According to Tyson's statement, the U.S. Department of Agriculture has projected an increase of 3% to 4% in chicken production in fiscal 2020 as compared to fiscal 2019.
"However, more recent data indicates that chicken production for the remainder of fiscal 2020 will be lower than those projections," the company said. "For the remainder of fiscal 2020, we do not believe pricing will improve, and we do not expect increased demand in consumer products to completely offset the expected decrease in food service."
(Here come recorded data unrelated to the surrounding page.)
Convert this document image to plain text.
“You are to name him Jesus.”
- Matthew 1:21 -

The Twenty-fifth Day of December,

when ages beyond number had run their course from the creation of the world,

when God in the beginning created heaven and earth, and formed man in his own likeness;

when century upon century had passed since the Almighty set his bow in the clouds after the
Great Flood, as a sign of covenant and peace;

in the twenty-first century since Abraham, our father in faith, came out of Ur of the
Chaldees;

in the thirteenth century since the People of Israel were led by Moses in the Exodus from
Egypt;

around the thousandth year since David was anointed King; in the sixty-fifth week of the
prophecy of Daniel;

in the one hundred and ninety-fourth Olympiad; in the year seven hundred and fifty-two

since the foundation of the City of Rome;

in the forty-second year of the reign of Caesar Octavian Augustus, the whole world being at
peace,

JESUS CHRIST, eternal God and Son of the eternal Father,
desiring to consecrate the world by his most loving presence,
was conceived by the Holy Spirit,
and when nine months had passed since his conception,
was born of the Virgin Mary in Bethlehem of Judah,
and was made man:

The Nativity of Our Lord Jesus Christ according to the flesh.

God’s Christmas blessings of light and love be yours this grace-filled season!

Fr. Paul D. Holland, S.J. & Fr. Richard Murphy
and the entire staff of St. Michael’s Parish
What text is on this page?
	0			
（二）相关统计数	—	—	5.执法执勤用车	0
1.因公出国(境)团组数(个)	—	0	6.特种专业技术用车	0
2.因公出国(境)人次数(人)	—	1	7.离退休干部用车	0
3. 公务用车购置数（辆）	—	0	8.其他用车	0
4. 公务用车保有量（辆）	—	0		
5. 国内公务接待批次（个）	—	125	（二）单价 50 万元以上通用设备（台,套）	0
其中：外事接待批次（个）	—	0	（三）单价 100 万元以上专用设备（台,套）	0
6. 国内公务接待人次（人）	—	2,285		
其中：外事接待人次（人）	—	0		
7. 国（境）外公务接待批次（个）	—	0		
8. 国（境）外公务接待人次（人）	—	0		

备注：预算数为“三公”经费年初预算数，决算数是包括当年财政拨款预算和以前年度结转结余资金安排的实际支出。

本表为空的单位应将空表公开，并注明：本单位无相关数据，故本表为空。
Tyson has suspended or idled operations at several of its plants since the pandemic, including beef and pork operations in Washington, Nebraska, Iowa and Indiana. Some of those plants have resumed limited production after implementing testing and other safety protocols for workers.
It also shut down last month its Waterloo, Iowa, pork plant that is critical to the nation’s pork supply but was blamed for fueling a massive coronavirus outbreak in that region. The plant can process 19,500 hogs per day, accounting for 3.9% of U.S. pork processing capacity, according to the National Pork Board.
There has been no outbreak at the company's plants in Noel or Monett, according to the Missouri Department of Health and Senior Services, although the company has acknowledged COVID-19 deaths at a Georgia poultry plant.